The DataSources takes care of the production concerns of handling high-volume data. And responsible for many related tasks, such as: Authentication, Rate-limiting, Schema Normalization, Retry, etc.

DataSource definition

DataSources are usually configured by DevOps and are defined as a Kubernetes resource:

apiVersion: k8s.raptor.ml/v1alpha1
kind: DataSource
metadata:
name: clicks
spec:
kind: streaming
config:
- name: kind
value: kafka
- name: brokers
value: :9093
- name: topics
value: clickstream
- name: consumer_group
value: clicks-consumer-group
- name: tls_disable
value: "true"
keyFields:
- client_id
timestampField: timestamp
schema: https://raw.githubusercontent.com/raptor-ml/massivedynamic-protos/master/click.proto#Click

The DataSource definition is composed by the metadata(which defines its name), the kind of this connector, and the config of this particular kind.

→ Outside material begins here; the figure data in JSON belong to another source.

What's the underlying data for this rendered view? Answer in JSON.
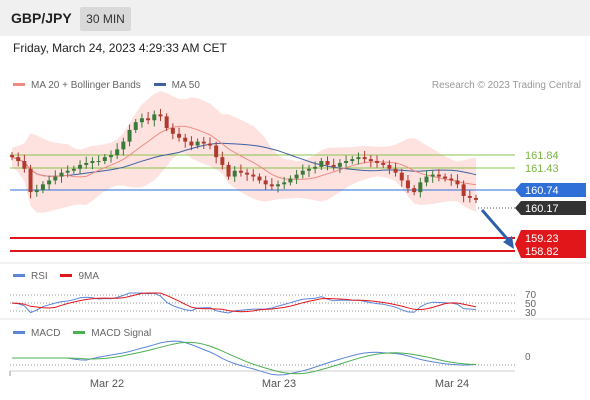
{
  "header": {
    "symbol": "GBP/JPY",
    "interval": "30 MIN",
    "datetime": "Friday, March 24, 2023 4:29:33 AM CET"
  },
  "legend": {
    "ma20": "MA 20 + Bollinger Bands",
    "ma50": "MA 50",
    "copyright": "Research © 2023 Trading Central",
    "rsi": "RSI",
    "rsi_ma": "9MA",
    "macd": "MACD",
    "macd_signal": "MACD Signal"
  },
  "colors": {
    "up": "#3a7a3a",
    "down": "#b03a2e",
    "ma20": "#f08a80",
    "ma50": "#3e5f9e",
    "bands_fill": "#fde2e0",
    "resistance": "#8bc34a",
    "pivot": "#2e6fd8",
    "support": "#e0161b",
    "current": "#333333",
    "rsi": "#5b86d6",
    "rsi_ma": "#e0161b",
    "macd": "#5b86d6",
    "macd_signal": "#4caf50"
  },
  "levels": {
    "resistance": [
      "161.84",
      "161.43"
    ],
    "pivot": "160.74",
    "current": "160.17",
    "support": [
      "159.23",
      "158.82"
    ]
  },
  "rsi_axis": [
    "70",
    "50",
    "30"
  ],
  "macd_axis": [
    "0"
  ],
  "x_axis": [
    "Mar 22",
    "Mar 23",
    "Mar 24"
  ],
  "chart_data": {
    "type": "candlestick",
    "ylim": [
      158.5,
      162.8
    ],
    "closes": [
      161.2,
      161.1,
      160.9,
      160.3,
      160.35,
      160.5,
      160.6,
      160.7,
      160.8,
      160.85,
      160.9,
      161.0,
      161.05,
      161.1,
      161.1,
      161.2,
      161.25,
      161.4,
      161.6,
      161.9,
      162.1,
      162.2,
      162.15,
      162.3,
      162.25,
      161.95,
      161.8,
      161.7,
      161.6,
      161.5,
      161.6,
      161.55,
      161.5,
      161.2,
      161.0,
      160.7,
      160.85,
      160.8,
      160.75,
      160.7,
      160.6,
      160.5,
      160.45,
      160.5,
      160.55,
      160.65,
      160.75,
      160.85,
      160.9,
      160.95,
      161.1,
      161.0,
      160.95,
      161.05,
      161.1,
      161.15,
      161.2,
      161.15,
      161.1,
      161.05,
      161.0,
      160.9,
      160.8,
      160.6,
      160.4,
      160.3,
      160.55,
      160.7,
      160.75,
      160.7,
      160.65,
      160.6,
      160.5,
      160.2,
      160.15,
      160.1
    ]
  }
}
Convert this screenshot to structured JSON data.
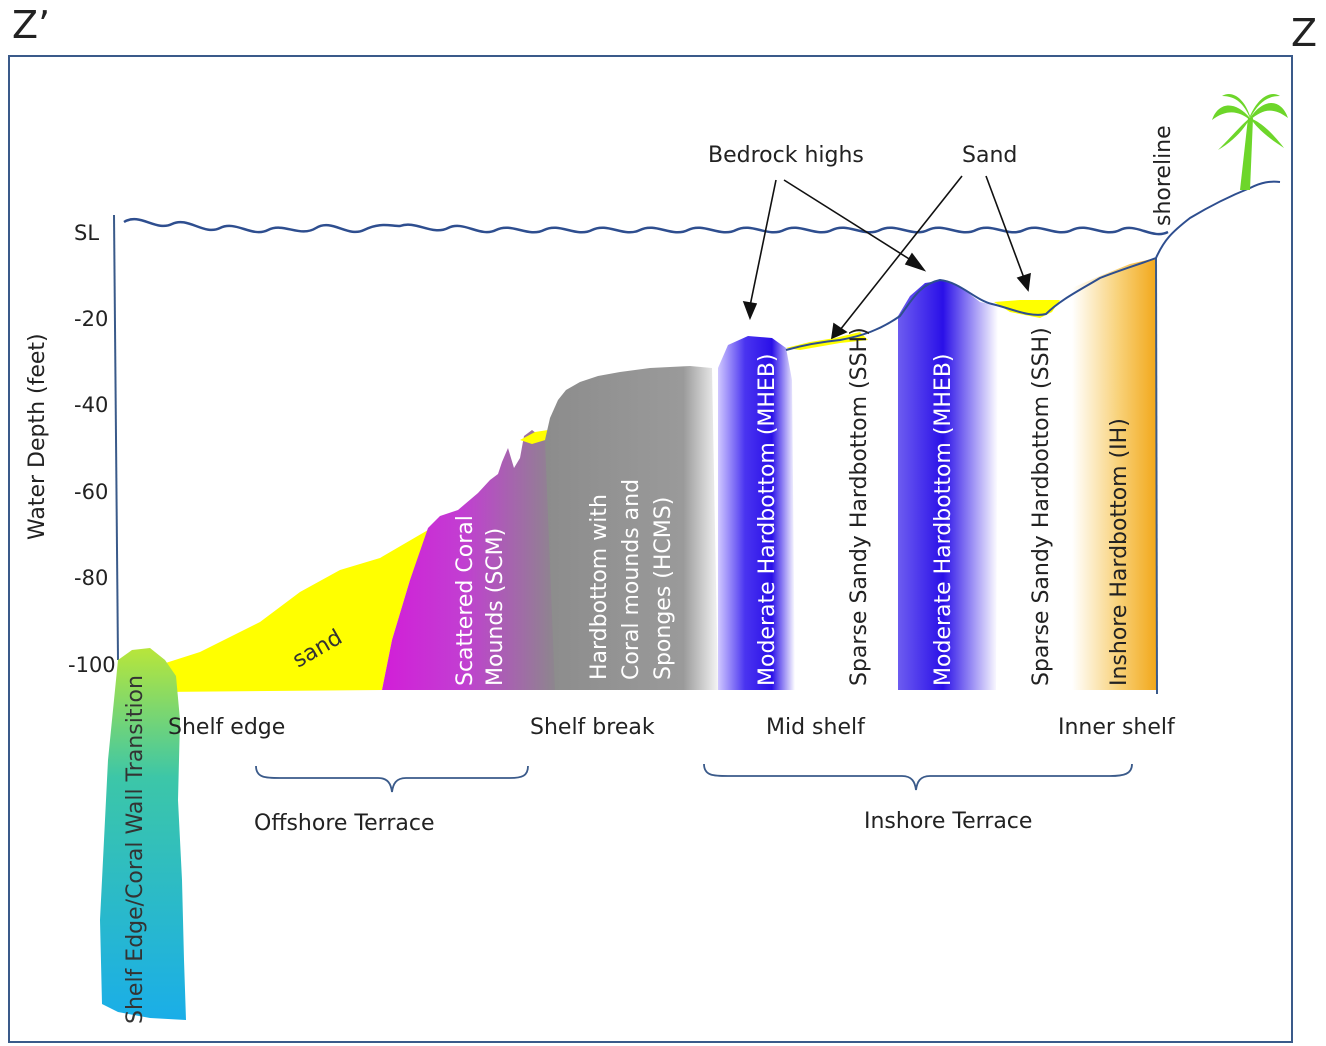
{
  "corners": {
    "left": "Z’",
    "right": "Z"
  },
  "axis": {
    "title": "Water Depth (feet)",
    "ticks": [
      "SL",
      "-20",
      "-40",
      "-60",
      "-80",
      "-100"
    ]
  },
  "zones": {
    "wall": "Shelf Edge/Coral Wall Transition",
    "sand": "sand",
    "scm_line1": "Scattered Coral",
    "scm_line2": "Mounds (SCM)",
    "hcms_line1": "Hardbottom with",
    "hcms_line2": "Coral mounds and",
    "hcms_line3": "Sponges (HCMS)",
    "mheb1": "Moderate Hardbottom (MHEB)",
    "ssh1": "Sparse Sandy Hardbottom (SSH)",
    "mheb2": "Moderate Hardbottom (MHEB)",
    "ssh2": "Sparse Sandy Hardbottom (SSH)",
    "ih": "Inshore Hardbottom (IH)"
  },
  "shelf_labels": {
    "shelf_edge": "Shelf edge",
    "shelf_break": "Shelf break",
    "mid_shelf": "Mid shelf",
    "inner_shelf": "Inner shelf"
  },
  "terraces": {
    "offshore": "Offshore Terrace",
    "inshore": "Inshore Terrace"
  },
  "callouts": {
    "bedrock": "Bedrock highs",
    "sand": "Sand",
    "shoreline": "shoreline"
  },
  "colors": {
    "frame": "#3a5a8a",
    "water": "#2e4e8f",
    "sand": "#ffff00",
    "scm": "#d21ed8",
    "hcms": "#8a8a8a",
    "mheb": "#2a10e8",
    "ih": "#f2a81c",
    "wall_top": "#b8e63a",
    "wall_bottom": "#1aaee8",
    "palm": "#6dd62a"
  }
}
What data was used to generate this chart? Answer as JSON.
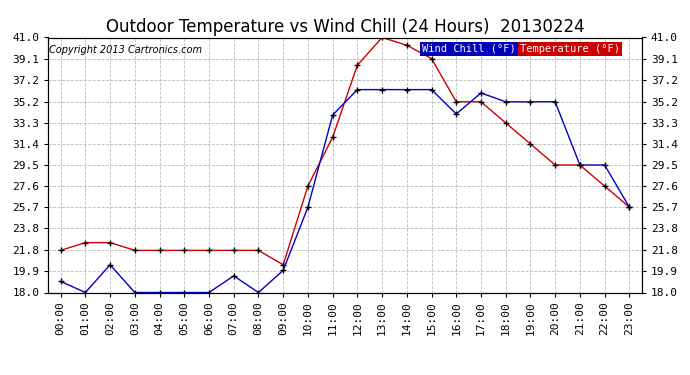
{
  "title": "Outdoor Temperature vs Wind Chill (24 Hours)  20130224",
  "copyright": "Copyright 2013 Cartronics.com",
  "legend_wind_chill": "Wind Chill (°F)",
  "legend_temperature": "Temperature (°F)",
  "x_labels": [
    "00:00",
    "01:00",
    "02:00",
    "03:00",
    "04:00",
    "05:00",
    "06:00",
    "07:00",
    "08:00",
    "09:00",
    "10:00",
    "11:00",
    "12:00",
    "13:00",
    "14:00",
    "15:00",
    "16:00",
    "17:00",
    "18:00",
    "19:00",
    "20:00",
    "21:00",
    "22:00",
    "23:00"
  ],
  "temperature": [
    21.8,
    22.5,
    22.5,
    21.8,
    21.8,
    21.8,
    21.8,
    21.8,
    21.8,
    20.5,
    27.6,
    32.0,
    38.5,
    41.0,
    40.3,
    39.1,
    35.2,
    35.2,
    33.3,
    31.4,
    29.5,
    29.5,
    27.6,
    25.7
  ],
  "wind_chill": [
    19.0,
    18.0,
    20.5,
    18.0,
    18.0,
    18.0,
    18.0,
    19.5,
    18.0,
    20.0,
    25.7,
    34.0,
    36.3,
    36.3,
    36.3,
    36.3,
    34.1,
    36.0,
    35.2,
    35.2,
    35.2,
    29.5,
    29.5,
    25.7
  ],
  "ylim": [
    18.0,
    41.0
  ],
  "yticks": [
    18.0,
    19.9,
    21.8,
    23.8,
    25.7,
    27.6,
    29.5,
    31.4,
    33.3,
    35.2,
    37.2,
    39.1,
    41.0
  ],
  "temp_color": "#cc0000",
  "wind_color": "#0000cc",
  "bg_color": "#ffffff",
  "grid_color": "#bbbbbb",
  "title_fontsize": 12,
  "copyright_fontsize": 7,
  "tick_fontsize": 8,
  "legend_wind_bg": "#0000aa",
  "legend_temp_bg": "#cc0000"
}
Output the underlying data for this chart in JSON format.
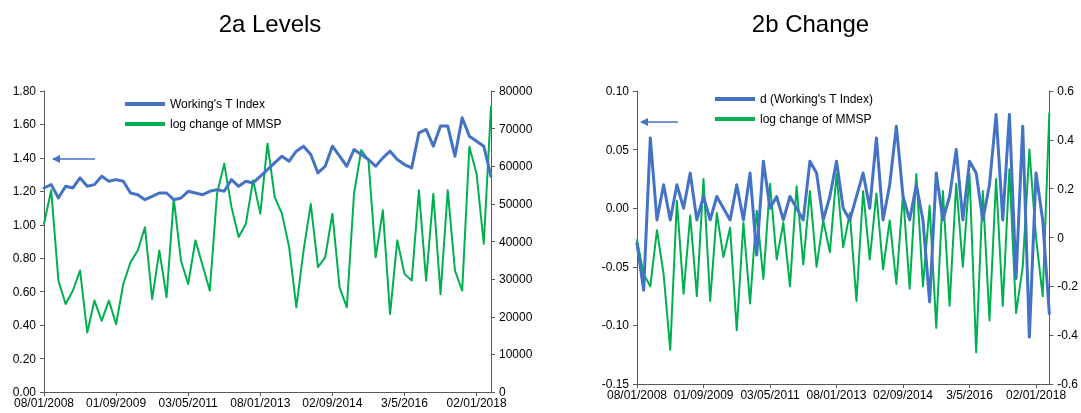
{
  "chart_data": [
    {
      "type": "line",
      "title": "2a Levels",
      "legend": "top",
      "marker": "none",
      "grid": false,
      "categories": [
        "08/01/2008",
        null,
        null,
        null,
        null,
        null,
        null,
        null,
        null,
        null,
        "01/09/2009",
        null,
        null,
        null,
        null,
        null,
        null,
        null,
        null,
        null,
        "03/05/2011",
        null,
        null,
        null,
        null,
        null,
        null,
        null,
        null,
        null,
        "08/01/2013",
        null,
        null,
        null,
        null,
        null,
        null,
        null,
        null,
        null,
        "02/09/2014",
        null,
        null,
        null,
        null,
        null,
        null,
        null,
        null,
        null,
        "3/5/2016",
        null,
        null,
        null,
        null,
        null,
        null,
        null,
        null,
        null,
        "02/01/2018",
        null,
        null
      ],
      "ylim": [
        0,
        1.8
      ],
      "yticks": [
        {
          "value": 0,
          "label": "0.00"
        },
        {
          "value": 0.2,
          "label": "0.20"
        },
        {
          "value": 0.4,
          "label": "0.40"
        },
        {
          "value": 0.6,
          "label": "0.60"
        },
        {
          "value": 0.8,
          "label": "0.80"
        },
        {
          "value": 1,
          "label": "1.00"
        },
        {
          "value": 1.2,
          "label": "1.20"
        },
        {
          "value": 1.4,
          "label": "1.40"
        },
        {
          "value": 1.6,
          "label": "1.60"
        },
        {
          "value": 1.8,
          "label": "1.80"
        }
      ],
      "y2lim": [
        0,
        80000
      ],
      "y2ticks": [
        0,
        10000,
        20000,
        30000,
        40000,
        50000,
        60000,
        70000,
        80000
      ],
      "series": [
        {
          "name": "Working's T Index",
          "color": "#4472c4",
          "values": [
            1.22,
            1.24,
            1.16,
            1.23,
            1.22,
            1.28,
            1.23,
            1.24,
            1.29,
            1.26,
            1.27,
            1.26,
            1.19,
            1.18,
            1.15,
            1.17,
            1.19,
            1.19,
            1.15,
            1.16,
            1.2,
            1.19,
            1.18,
            1.2,
            1.21,
            1.2,
            1.27,
            1.23,
            1.26,
            1.25,
            1.29,
            1.33,
            1.37,
            1.41,
            1.38,
            1.44,
            1.47,
            1.42,
            1.31,
            1.35,
            1.47,
            1.41,
            1.35,
            1.45,
            1.42,
            1.39,
            1.35,
            1.4,
            1.44,
            1.39,
            1.36,
            1.34,
            1.55,
            1.57,
            1.47,
            1.59,
            1.59,
            1.41,
            1.64,
            1.53,
            1.5,
            1.47,
            1.29
          ]
        },
        {
          "name": "log change of MMSP",
          "color": "#00b050",
          "axis": "y2",
          "values": [
            44700,
            53600,
            29600,
            23400,
            26900,
            32300,
            15800,
            24300,
            18900,
            24300,
            18000,
            28700,
            34500,
            37600,
            43800,
            24700,
            37600,
            25200,
            51400,
            34900,
            28700,
            40300,
            33600,
            26900,
            52700,
            60700,
            49200,
            41200,
            44700,
            56300,
            47400,
            66000,
            51800,
            47400,
            38500,
            22500,
            37600,
            50000,
            33200,
            35800,
            47400,
            27800,
            22500,
            52700,
            64300,
            61600,
            35800,
            48300,
            20700,
            40300,
            31400,
            29600,
            53600,
            29600,
            52700,
            26000,
            53600,
            32300,
            26900,
            65200,
            58000,
            39400,
            75800
          ]
        }
      ]
    },
    {
      "type": "line",
      "title": "2b Change",
      "legend": "top",
      "marker": "none",
      "grid": false,
      "categories": [
        "08/01/2008",
        null,
        null,
        null,
        null,
        null,
        null,
        null,
        null,
        null,
        "01/09/2009",
        null,
        null,
        null,
        null,
        null,
        null,
        null,
        null,
        null,
        "03/05/2011",
        null,
        null,
        null,
        null,
        null,
        null,
        null,
        null,
        null,
        "08/01/2013",
        null,
        null,
        null,
        null,
        null,
        null,
        null,
        null,
        null,
        "02/09/2014",
        null,
        null,
        null,
        null,
        null,
        null,
        null,
        null,
        null,
        "3/5/2016",
        null,
        null,
        null,
        null,
        null,
        null,
        null,
        null,
        null,
        "02/01/2018",
        null,
        null
      ],
      "ylim": [
        -0.15,
        0.1
      ],
      "yticks": [
        {
          "value": -0.15,
          "label": "-0.15"
        },
        {
          "value": -0.1,
          "label": "-0.10"
        },
        {
          "value": -0.05,
          "label": "-0.05"
        },
        {
          "value": 0,
          "label": "0.00"
        },
        {
          "value": 0.05,
          "label": "0.05"
        },
        {
          "value": 0.1,
          "label": "0.10"
        }
      ],
      "y2lim": [
        -0.6,
        0.6
      ],
      "y2ticks": [
        -0.6,
        -0.4,
        -0.2,
        0,
        0.2,
        0.4,
        0.6
      ],
      "series": [
        {
          "name": "d (Working's T Index)",
          "color": "#4472c4",
          "values": [
            -0.03,
            -0.07,
            0.06,
            -0.01,
            0.02,
            -0.01,
            0.02,
            0,
            0.03,
            -0.01,
            0.01,
            -0.01,
            0.01,
            0,
            -0.01,
            0.02,
            -0.01,
            0.03,
            -0.04,
            0.04,
            0,
            0.01,
            -0.01,
            0.01,
            0,
            -0.01,
            0.04,
            0.03,
            -0.01,
            0.01,
            0.04,
            0,
            -0.01,
            0.01,
            0.03,
            0,
            0.06,
            -0.01,
            0.02,
            0.07,
            0.01,
            -0.01,
            0.02,
            -0.01,
            -0.08,
            0.03,
            -0.01,
            0.01,
            0.05,
            -0.01,
            0.04,
            0.03,
            -0.01,
            0.02,
            0.08,
            -0.01,
            0.08,
            -0.06,
            0.07,
            -0.11,
            0.03,
            -0.01,
            -0.09
          ]
        },
        {
          "name": "log change of MMSP",
          "color": "#00b050",
          "axis": "y2",
          "values": [
            -0.01,
            -0.15,
            -0.2,
            0.03,
            -0.15,
            -0.46,
            0.15,
            -0.23,
            0.09,
            -0.24,
            0.24,
            -0.26,
            0.1,
            -0.08,
            0.04,
            -0.38,
            0.06,
            -0.27,
            0.11,
            -0.17,
            0.22,
            -0.09,
            0.06,
            -0.2,
            0.21,
            -0.11,
            0.19,
            -0.12,
            0.07,
            -0.06,
            0.26,
            -0.04,
            0.1,
            -0.26,
            0.19,
            -0.09,
            0.18,
            -0.13,
            0.07,
            -0.19,
            0.18,
            -0.21,
            0.26,
            -0.2,
            0.13,
            -0.37,
            0.19,
            -0.28,
            0.22,
            -0.12,
            0.26,
            -0.47,
            0.19,
            -0.34,
            0.24,
            -0.28,
            0.28,
            -0.31,
            -0.12,
            0.36,
            0,
            -0.24,
            0.51
          ]
        }
      ]
    }
  ]
}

For more information, see the relevant DataConnector documentation.

DataSource usage

They are then referenced in your Feature Definitions:

apiVersion: k8s.raptor.ml/v1alpha1
kind: Feature
metadata:
name: clicks
namespace: default #production
annotations:
a8r.io/owner: "@AlmogBaku"
a8r.io/description: "Demonstration of a simple aggr function"
spec:
primitive: int
freshness: 10s
staleness: 1m
dataSource:
name: clicks
keys:
- client_id
builder:
aggr:
- sum
- count
code: |
def handler(data, ctx) -> int:
return 1, ctx.timestamp, ctx.keys["client_id"].split(":")[1]

tip

If you are not defining the namespace, the Feature's namespace will be used.